In Summary
  • Some Kenyans in the north also have issues with Ethiopia over lake dams, as do others in Somalia over the Shabelle River that has dried up and whose condition some attribute to Ethiopian dams near Godey and Genale.
  • In Nairobi, trees are cut to allow more billboards to be visible, and Ngong Forest is vanishing, according to Kibra MP Ken Okoth, while while Makueni Governor Kivutha Kibwana has warned about sand harvesting.
  • But it is not all doom and gloom for water. The snow caps are back on Mount Kilimanjaro, and last December, just before Parliament went on its long recess.
  • Ainabkoi MP William Chepkut introduced a motion that called for compulsory tree planting at all learning institutions and individual households.

There is tension all around due to water. At the African Union earlier this month Egypt had issues with hosts Ethiopia and Sudan over the Nile water, and the main reason was the Great Nile Dam, the largest dam in Africa that Ethiopia built alone for $4.2 billion, with no loans.

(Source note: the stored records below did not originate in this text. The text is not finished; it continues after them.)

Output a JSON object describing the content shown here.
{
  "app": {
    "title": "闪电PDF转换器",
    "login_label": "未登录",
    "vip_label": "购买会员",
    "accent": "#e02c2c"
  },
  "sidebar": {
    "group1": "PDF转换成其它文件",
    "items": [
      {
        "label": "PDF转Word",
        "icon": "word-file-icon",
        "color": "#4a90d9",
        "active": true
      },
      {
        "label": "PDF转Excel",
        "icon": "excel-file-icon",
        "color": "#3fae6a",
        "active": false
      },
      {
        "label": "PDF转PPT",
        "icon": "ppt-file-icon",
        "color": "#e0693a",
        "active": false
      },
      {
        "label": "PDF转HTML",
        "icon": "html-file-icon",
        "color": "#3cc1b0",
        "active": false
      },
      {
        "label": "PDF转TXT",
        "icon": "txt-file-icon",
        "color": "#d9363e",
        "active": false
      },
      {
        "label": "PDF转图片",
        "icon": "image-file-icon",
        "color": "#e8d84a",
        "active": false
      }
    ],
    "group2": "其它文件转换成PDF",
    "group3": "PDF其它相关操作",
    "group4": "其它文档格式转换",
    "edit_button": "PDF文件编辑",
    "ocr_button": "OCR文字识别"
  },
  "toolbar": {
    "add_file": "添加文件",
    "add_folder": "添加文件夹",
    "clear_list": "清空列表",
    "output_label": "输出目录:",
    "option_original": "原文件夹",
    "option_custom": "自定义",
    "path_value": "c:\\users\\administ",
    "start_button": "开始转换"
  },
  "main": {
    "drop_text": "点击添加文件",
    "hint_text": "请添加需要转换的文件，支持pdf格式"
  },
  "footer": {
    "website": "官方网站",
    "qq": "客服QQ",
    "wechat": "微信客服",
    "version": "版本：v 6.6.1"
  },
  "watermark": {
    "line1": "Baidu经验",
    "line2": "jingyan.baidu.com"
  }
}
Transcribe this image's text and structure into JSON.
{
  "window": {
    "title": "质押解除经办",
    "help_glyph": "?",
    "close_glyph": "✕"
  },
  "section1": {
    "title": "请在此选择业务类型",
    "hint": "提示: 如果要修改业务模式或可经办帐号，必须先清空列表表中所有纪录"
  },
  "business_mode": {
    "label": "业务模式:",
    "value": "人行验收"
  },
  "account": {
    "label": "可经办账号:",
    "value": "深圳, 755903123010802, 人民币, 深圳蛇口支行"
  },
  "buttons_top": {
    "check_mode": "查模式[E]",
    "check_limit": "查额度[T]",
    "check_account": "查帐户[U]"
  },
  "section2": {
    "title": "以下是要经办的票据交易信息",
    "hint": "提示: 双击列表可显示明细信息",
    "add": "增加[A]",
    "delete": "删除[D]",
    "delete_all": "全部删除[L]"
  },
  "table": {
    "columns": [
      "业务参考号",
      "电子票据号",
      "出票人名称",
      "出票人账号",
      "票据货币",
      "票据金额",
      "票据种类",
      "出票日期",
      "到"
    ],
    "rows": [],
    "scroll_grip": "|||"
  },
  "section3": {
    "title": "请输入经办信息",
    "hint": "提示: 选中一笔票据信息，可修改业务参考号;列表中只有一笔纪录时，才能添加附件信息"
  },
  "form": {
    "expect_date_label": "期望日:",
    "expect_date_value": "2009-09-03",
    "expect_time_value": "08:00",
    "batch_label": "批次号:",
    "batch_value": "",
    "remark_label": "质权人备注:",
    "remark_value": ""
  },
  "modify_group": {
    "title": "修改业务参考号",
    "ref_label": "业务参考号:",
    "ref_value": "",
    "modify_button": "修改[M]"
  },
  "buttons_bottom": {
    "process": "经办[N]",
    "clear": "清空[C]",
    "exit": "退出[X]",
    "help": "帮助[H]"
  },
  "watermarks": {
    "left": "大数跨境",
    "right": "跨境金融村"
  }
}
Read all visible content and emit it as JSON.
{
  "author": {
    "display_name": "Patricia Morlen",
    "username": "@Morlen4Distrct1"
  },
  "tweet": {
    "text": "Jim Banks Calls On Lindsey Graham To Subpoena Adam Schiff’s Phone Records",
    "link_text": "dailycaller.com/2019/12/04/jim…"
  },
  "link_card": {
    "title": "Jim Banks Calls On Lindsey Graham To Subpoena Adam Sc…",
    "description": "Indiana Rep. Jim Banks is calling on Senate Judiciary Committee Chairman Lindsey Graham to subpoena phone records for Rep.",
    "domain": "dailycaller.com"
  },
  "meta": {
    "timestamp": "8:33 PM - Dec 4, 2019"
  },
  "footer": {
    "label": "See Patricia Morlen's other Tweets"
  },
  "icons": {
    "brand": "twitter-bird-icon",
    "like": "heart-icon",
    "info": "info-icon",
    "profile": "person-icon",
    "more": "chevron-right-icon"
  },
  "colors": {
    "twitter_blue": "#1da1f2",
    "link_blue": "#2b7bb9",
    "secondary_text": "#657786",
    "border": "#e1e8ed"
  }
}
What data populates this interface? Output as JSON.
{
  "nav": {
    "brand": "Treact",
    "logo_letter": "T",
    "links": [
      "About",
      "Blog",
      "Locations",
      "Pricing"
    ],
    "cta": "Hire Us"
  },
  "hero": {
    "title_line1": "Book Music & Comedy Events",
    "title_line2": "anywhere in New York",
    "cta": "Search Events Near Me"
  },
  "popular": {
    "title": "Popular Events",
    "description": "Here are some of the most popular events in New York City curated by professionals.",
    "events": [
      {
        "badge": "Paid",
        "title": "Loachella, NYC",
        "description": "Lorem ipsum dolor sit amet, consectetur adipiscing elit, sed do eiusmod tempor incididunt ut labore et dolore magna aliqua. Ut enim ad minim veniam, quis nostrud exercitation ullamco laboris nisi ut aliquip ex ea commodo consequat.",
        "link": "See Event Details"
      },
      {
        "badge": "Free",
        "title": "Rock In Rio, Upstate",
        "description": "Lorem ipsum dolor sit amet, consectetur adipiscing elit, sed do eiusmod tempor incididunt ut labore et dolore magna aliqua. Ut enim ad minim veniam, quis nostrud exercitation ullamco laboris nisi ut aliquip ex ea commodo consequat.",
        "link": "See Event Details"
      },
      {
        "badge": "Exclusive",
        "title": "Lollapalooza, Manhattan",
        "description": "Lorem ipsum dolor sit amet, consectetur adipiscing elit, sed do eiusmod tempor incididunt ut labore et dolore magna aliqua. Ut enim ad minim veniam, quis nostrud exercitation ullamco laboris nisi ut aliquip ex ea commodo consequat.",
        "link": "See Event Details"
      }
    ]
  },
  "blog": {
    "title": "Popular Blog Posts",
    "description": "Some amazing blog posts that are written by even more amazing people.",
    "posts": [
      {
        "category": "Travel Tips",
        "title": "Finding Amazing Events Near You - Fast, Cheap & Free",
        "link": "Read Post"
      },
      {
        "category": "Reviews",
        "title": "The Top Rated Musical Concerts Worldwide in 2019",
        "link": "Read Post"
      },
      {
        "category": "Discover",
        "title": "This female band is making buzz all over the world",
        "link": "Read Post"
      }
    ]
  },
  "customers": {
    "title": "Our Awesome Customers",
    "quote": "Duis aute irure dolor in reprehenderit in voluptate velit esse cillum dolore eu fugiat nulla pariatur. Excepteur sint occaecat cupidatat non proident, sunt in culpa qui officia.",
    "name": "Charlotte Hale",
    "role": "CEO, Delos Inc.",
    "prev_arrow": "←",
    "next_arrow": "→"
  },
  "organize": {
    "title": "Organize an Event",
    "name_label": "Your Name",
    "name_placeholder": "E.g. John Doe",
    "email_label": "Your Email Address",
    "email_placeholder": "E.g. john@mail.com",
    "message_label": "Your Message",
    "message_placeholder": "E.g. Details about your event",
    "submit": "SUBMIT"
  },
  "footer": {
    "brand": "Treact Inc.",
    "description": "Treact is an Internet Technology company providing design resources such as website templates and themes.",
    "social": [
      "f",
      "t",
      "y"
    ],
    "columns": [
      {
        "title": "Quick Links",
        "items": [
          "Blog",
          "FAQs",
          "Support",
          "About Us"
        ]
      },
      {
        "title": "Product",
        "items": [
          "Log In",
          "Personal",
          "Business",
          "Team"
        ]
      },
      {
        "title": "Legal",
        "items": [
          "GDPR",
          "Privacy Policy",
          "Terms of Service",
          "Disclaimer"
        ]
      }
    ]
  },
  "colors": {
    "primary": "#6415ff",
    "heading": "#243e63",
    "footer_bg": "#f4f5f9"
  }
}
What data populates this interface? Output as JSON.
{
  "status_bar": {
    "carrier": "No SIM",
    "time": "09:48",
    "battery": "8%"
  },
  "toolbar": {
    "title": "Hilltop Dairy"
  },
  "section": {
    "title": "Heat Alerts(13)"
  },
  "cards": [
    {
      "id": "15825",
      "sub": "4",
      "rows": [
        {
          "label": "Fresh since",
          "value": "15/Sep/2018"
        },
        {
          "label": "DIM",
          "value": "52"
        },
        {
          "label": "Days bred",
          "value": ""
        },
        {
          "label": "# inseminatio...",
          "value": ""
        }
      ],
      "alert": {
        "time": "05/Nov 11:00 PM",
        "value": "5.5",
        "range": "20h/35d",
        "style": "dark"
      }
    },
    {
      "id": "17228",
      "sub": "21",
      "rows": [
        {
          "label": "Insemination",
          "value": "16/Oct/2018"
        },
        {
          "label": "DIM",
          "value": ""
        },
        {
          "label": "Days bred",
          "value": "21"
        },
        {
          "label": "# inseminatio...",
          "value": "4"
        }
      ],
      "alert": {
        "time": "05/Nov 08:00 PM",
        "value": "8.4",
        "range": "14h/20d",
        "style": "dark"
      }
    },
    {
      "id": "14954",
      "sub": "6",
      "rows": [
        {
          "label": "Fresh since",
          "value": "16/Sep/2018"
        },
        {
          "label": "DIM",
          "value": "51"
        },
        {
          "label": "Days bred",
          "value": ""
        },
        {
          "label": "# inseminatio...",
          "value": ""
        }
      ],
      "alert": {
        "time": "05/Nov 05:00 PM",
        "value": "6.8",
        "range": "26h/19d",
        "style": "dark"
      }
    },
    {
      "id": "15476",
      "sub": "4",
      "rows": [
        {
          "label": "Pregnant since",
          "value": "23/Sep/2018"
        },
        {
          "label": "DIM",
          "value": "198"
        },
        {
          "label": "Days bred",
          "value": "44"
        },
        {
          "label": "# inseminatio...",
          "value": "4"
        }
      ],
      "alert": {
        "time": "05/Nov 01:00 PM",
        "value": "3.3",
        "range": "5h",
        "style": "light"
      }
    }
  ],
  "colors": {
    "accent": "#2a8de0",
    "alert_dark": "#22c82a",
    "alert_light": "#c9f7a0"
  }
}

Some Kenyans in the north also have issues with Ethiopia over lake dams, as do others in Somalia over the Shabelle River that has dried up and whose condition some attribute to Ethiopian dams near Godey and Genale.

Cape Town is also in the news. South Africa’s second-largest city was expected to run out of water on April 29, but that has been pushed back to May 18.

Here in Kenya, we are dealing with prolonged droughts that have affected the economy. All reports indicate that rain led to crop failure and animal stress, and that resulted in reduced food production, higher food inflation and lower exports of tea in the first half of 2017.

FLASH FLOODS

Newspapers and Twitter have carried stories about Cherangany Hills Forest evictions, Mau Forest depletion, and people in Embu wondering who is cutting their forests.

The Ministry of Energy has said it shut down the legendary Masinga Dam from generating electricity. Water levels at Ndakaini Dam, which supplies Nairobi, have dropped, according to satellite pictures. Evergreen Londiani has dried up. Some kids in Baringo are skipping school to search for water. And charcoal harvesting in Kitui is causing tension between communities.

In Nairobi, trees are cut to allow more billboards to be visible, and Ngong Forest is vanishing, according to Kibra MP Ken Okoth, while Makueni Governor Kivutha Kibwana has warned about sand harvesting, which has destroyed riparian vegetation and farmland as people are illegally scooping sand and widening river banks.

And when the rains eventually come, they will wash through the dry country. It has now become a regular occurrence that every rain storm that lasts more than twenty minutes results in flash floods that destroy houses, sweep bridges, or block roads in places like Kileleshwa, Kitengela and Narok.